De camino a Venecia entramos en Verona. Una ciudad notable y famosa en 
el mundo porque entre sus calles transcurre la obra de amor más grande 
jamás escrita. Hace un año pensaba que cuando llegara a esa ciudad no 
dejaría de sollozar con tu recuerdo. Pero una vez allí, lo único que me venía 
a la cabeza era que mi viaje estaba llegando a su fin y no podía imaginarme 
la vida en el húmedo y próspero Londres sin el rojo de estos ladrillos, sin 
este olor a pescado, sin este vino que acaricia al tragar. Parecerá una locura, 
pero sin locuras solo somos un puñado de huesos de esos que se describen 
en los manuales de anatomía.

Verona ca. 1890. Fotografía: Detroit Publishing Co. / Library of Congress (DP).

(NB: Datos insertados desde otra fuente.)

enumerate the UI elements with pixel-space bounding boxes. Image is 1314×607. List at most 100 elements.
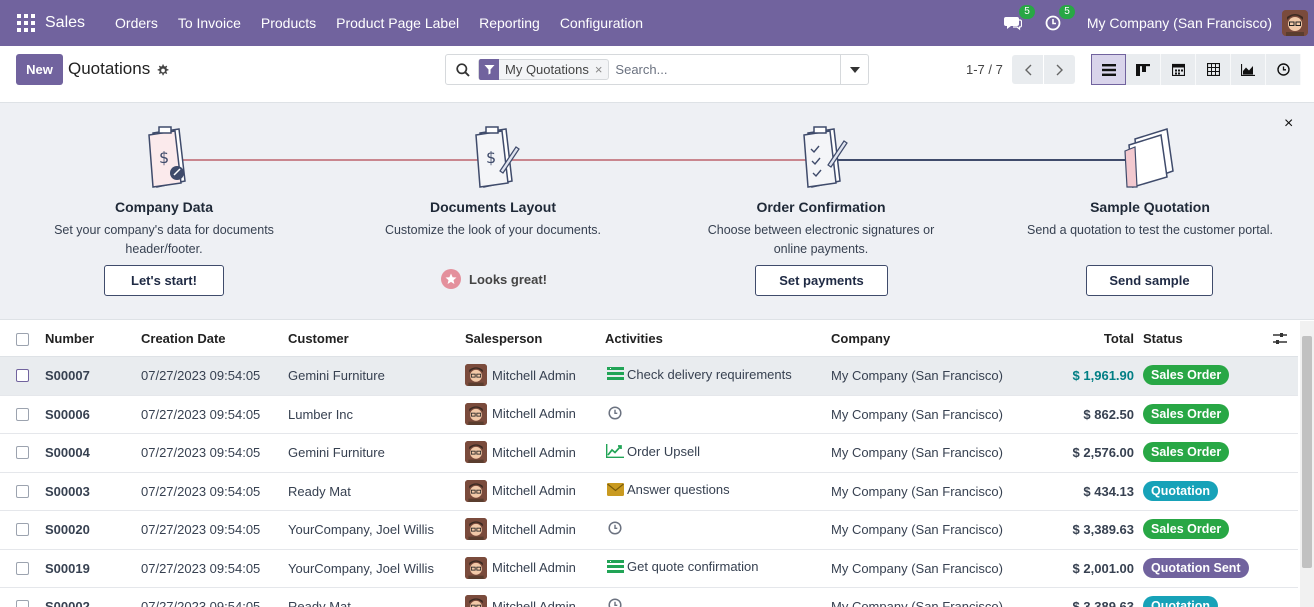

Rompo contigo, Elizabeth, igual que rompo con mi vida anterior. Quien ha 
conocido este bel paese sabe que es difícil no enamorarse de estas tierras. 
Llevo aquí más de un año y siento que no os amo tanto como a ellas. Espero 
que puedas comprenderlo, igual que te deseo la felicidad que yo no podría 
darte lejos de este sol que me abraza y esta gloria en los ojos cada día.